По кухне пронесся глухой металлический стук, и все разом осушили свои «бокалы».

— А почему семь, командир? — Спросил Царевич.

— А почему не семь? Число же хорошее, удачу сулит! — Парировал в ответ Дятлов.

За шутками разлилась вторая порция коньяка, и мы снова подняли кружки.

— Как говориться, на дорожку! — Кивнул Король.

Глухой стук повторился, мы снова выпили, и кружки вернулись на стол.

— Чья, кстати, сегодня смена по кухне? — Дятлов проверил кастрюли, стоявшие на плите.

— Моя. — Поднял руку Африка.

— Вот ты, блин, хозяюшка, — Прыснул Красавчик, — нам даже товарища на дорогу снабдить нечем!

— Так я же не знал, Красавчик! — Развел Руками Африка.

— Ладно уж, чего тут… На казенных харчах придётся побыть еще немного, Шаман, а там уже и дом. — Повернулся Дятлов ко мне.

— Все нормально, парни.
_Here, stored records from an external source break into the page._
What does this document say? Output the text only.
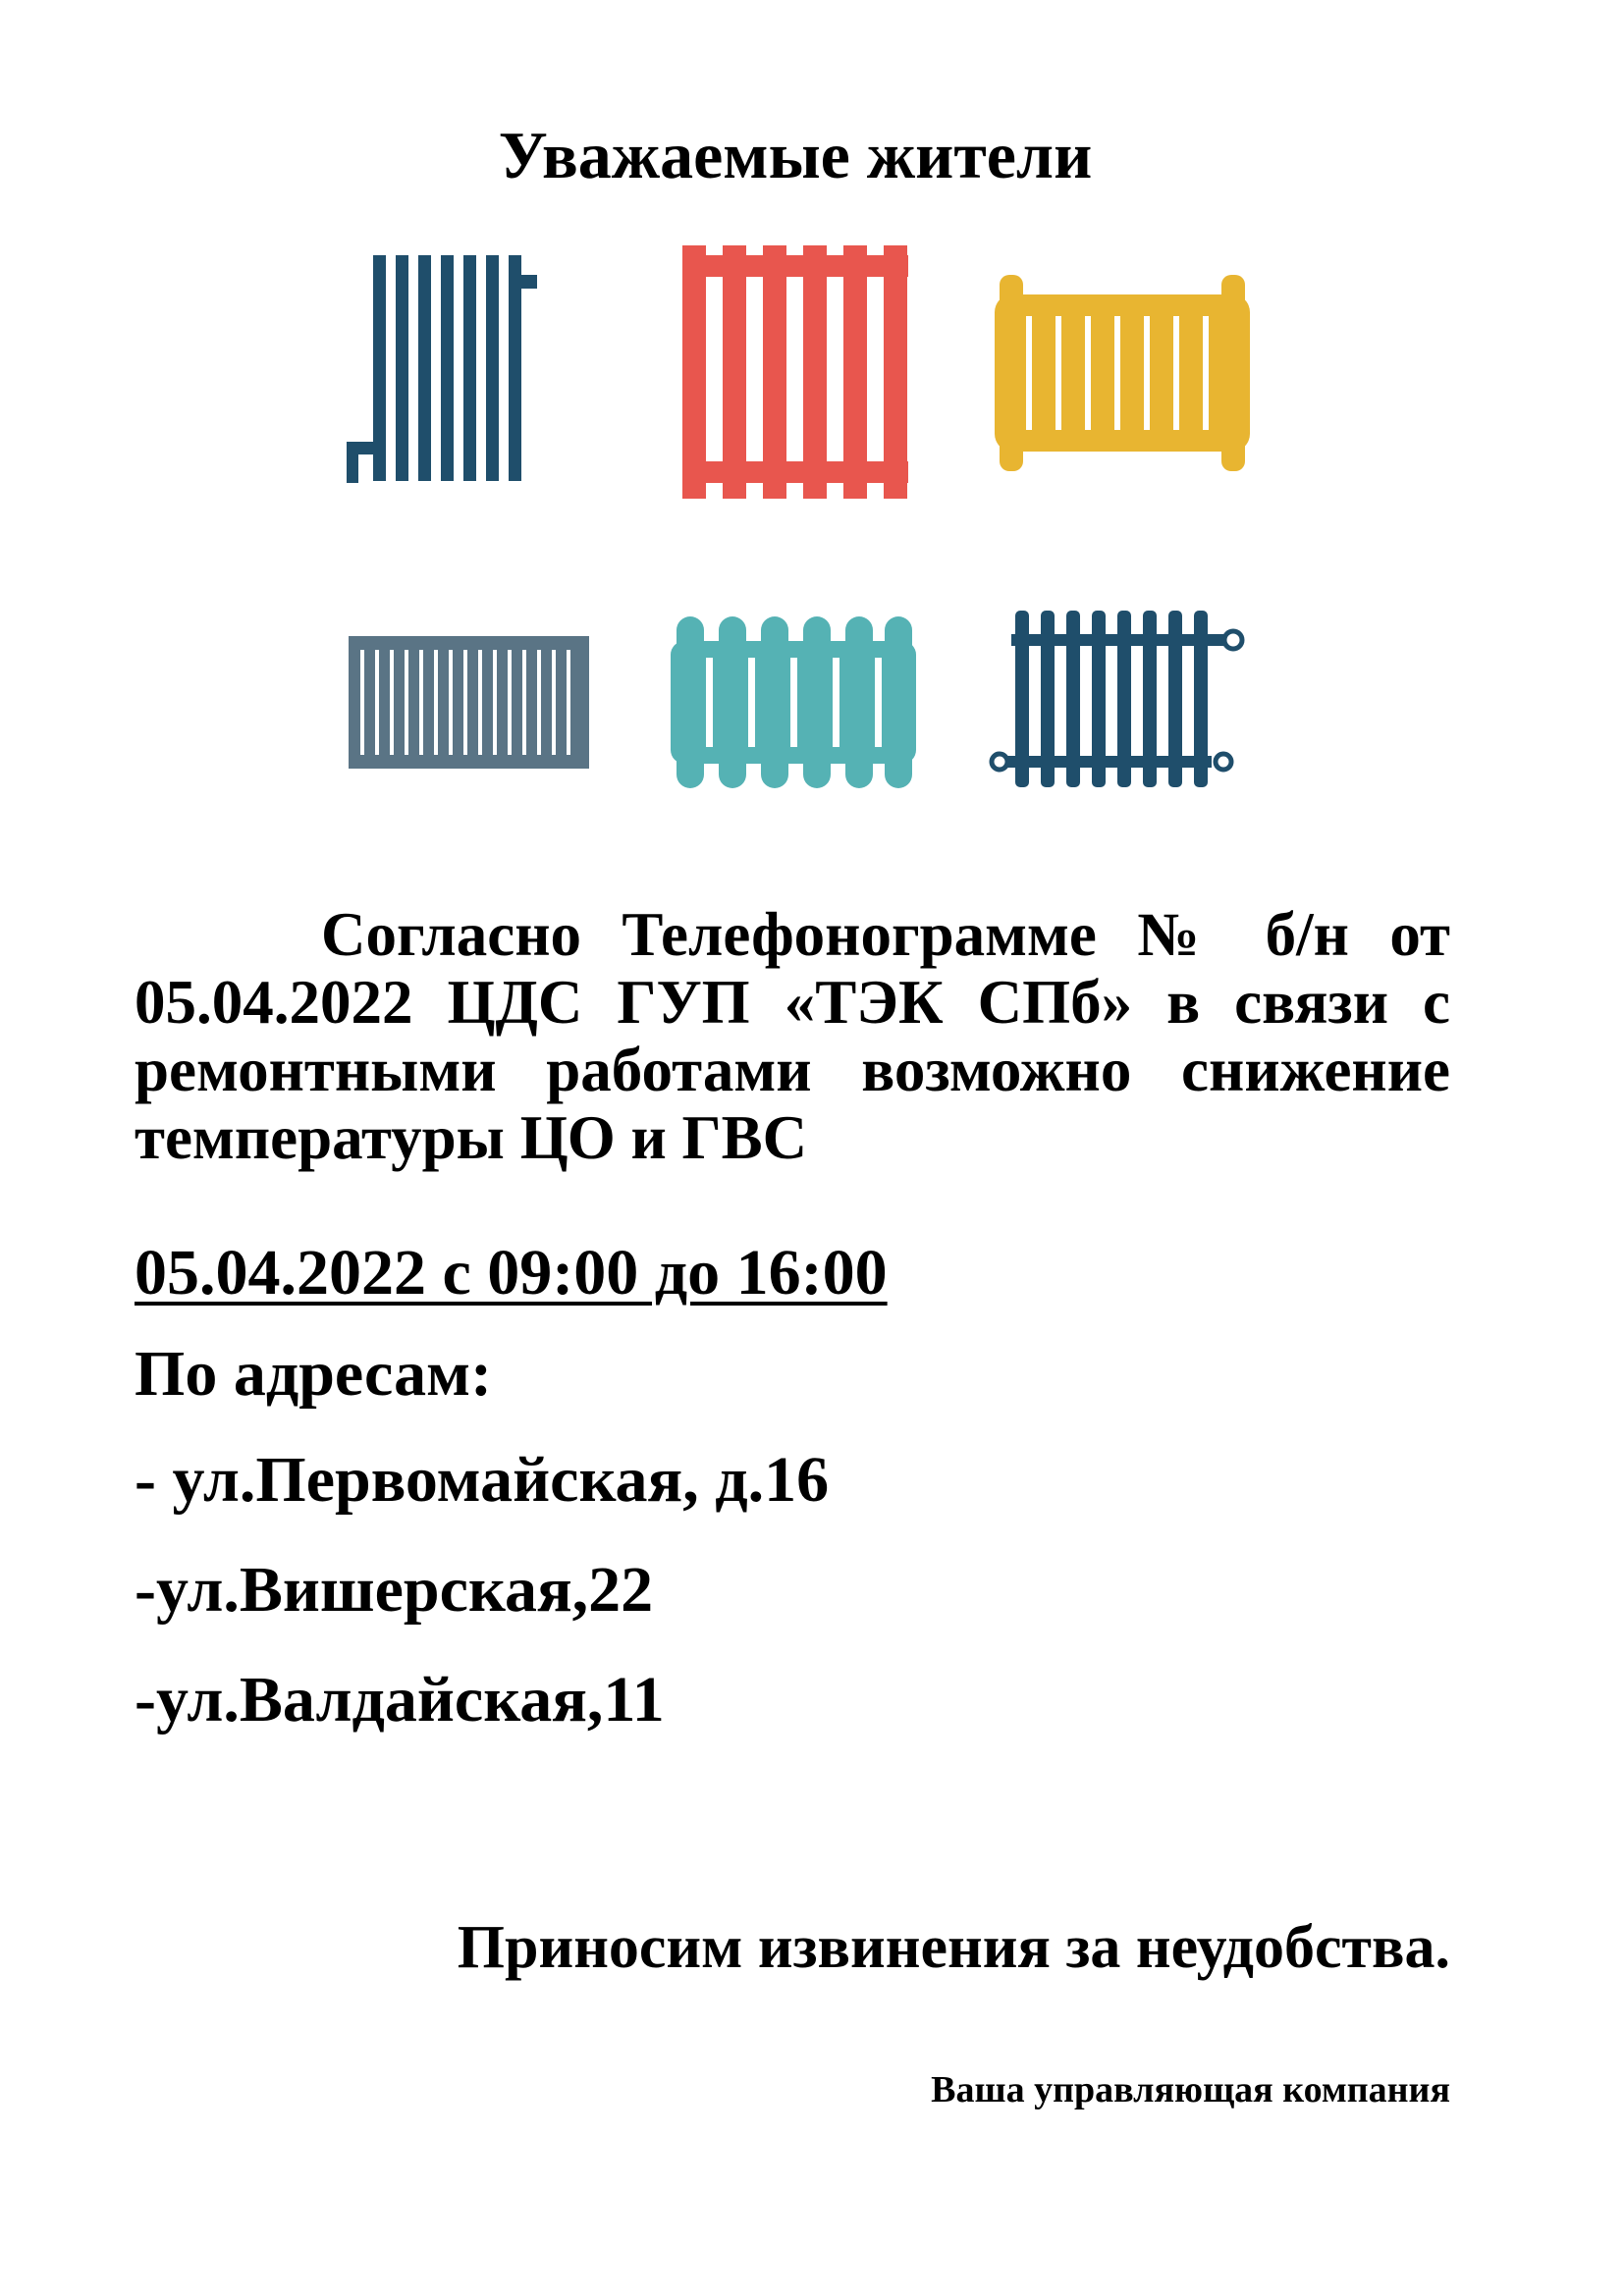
Уважаемые жители
Согласно Телефонограмме № б/н от 05.04.2022 ЦДС ГУП «ТЭК СПб» в связи с ремонтными работами возможно снижение температуры ЦО и ГВС
05.04.2022 с 09:00 до 16:00
По адресам:
- ул.Первомайская, д.16
-ул.Вишерская,22
-ул.Валдайская,11
Приносим извинения за неудобства.
Ваша управляющая компания
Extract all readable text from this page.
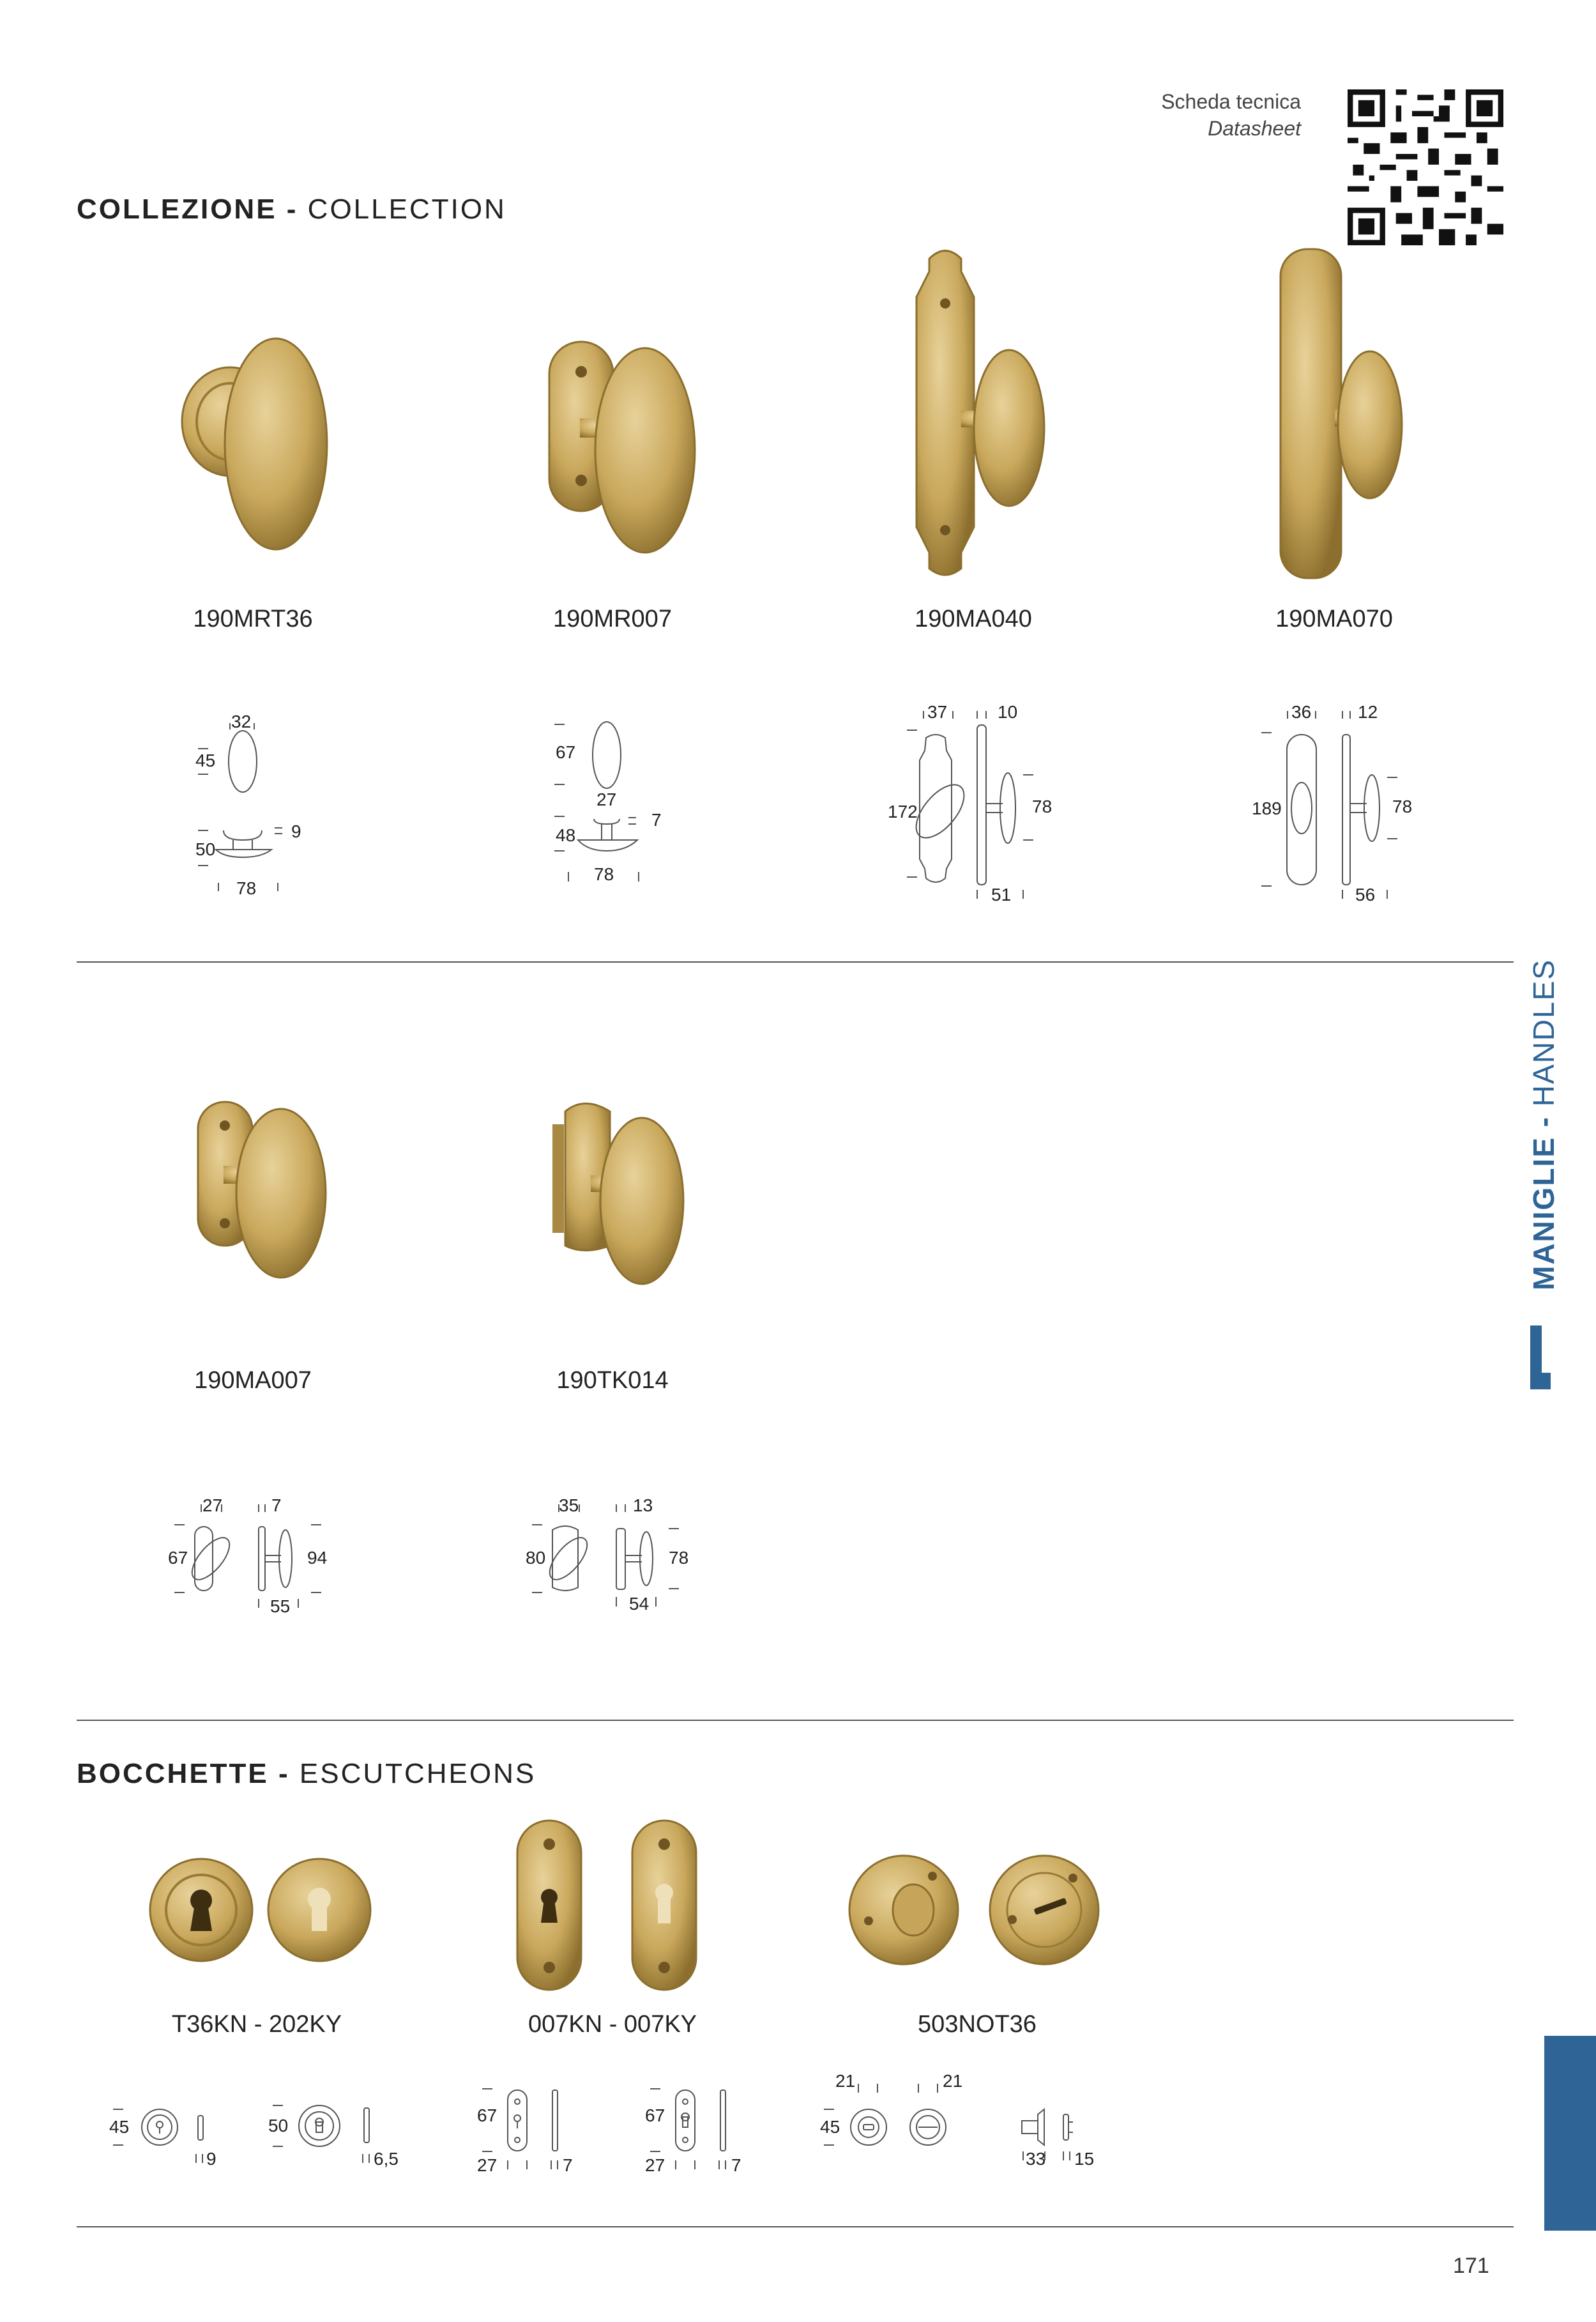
Scheda tecnica
Datasheet
COLLEZIONE - COLLECTION
190MRT36	190MR007	190MA040	190MA070
32
45
9
50
78
67
27
7
48
78
37	10
172	78
51
36	12
189	78
56
190MA007	190TK014
27	7
67	94
55
35	13
80	78
54
BOCCHETTE - ESCUTCHEONS
T36KN - 202KY	007KN - 007KY	503NOT36
45
9
50
6,5
67
27	7
67
27	7
21	21
45
33 15
MANIGLIE - HANDLES
171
Не волнуйтесь. Завтра уже дома буду ужинать… Ладно, давайте прощаться что ли, глядишь, еще и свидимся! — Ответил я.

— Конечно свидимся, вся Земля — одна большая деревня, а Петербург, считай, что чемодан по площади. — Кивнул Молчун.

— Да, сибиряки… Для них, как для бешенных собак, и десять лиг не крюк. У них, считай, даже если между деревнями тысяча верст — то все равно землячки — сибиряки! — Усмехнулся Король.

Все весело рассмеялись. Обстановка в кругу этих людей мне нравилась. И сейчас, и все то время, что мы провели вместе… Может, я, конечно, немного романтизирую, немного приукрашиваю, где-то окунулся в старую, уже давно привычную для меня, «зону комфорта», но вот в таких идейных армейских подразделениях мне всегда было комфортнее всего находиться. Так был в моём батальоне в прошлой жизни, так я себя ощущал и здесь…

Я обнялся с каждым бойцом на прощание. Моряк остался последним.

— Я тебя до машину провожу. — С улыбкой сказал он, подняв на уровень груди один из своих термосов, когда я шагнул к нему.

Я только кивнул. Мы вышли из дома, прошли наш небольшой дворик и вышли за ограду.

— Ты снова с княжичем? — Догадался Виталик, увидев черный тонированный внедорожник.

— Да, он друг рода… Он, собственно, ради меня и приехал в Королевец.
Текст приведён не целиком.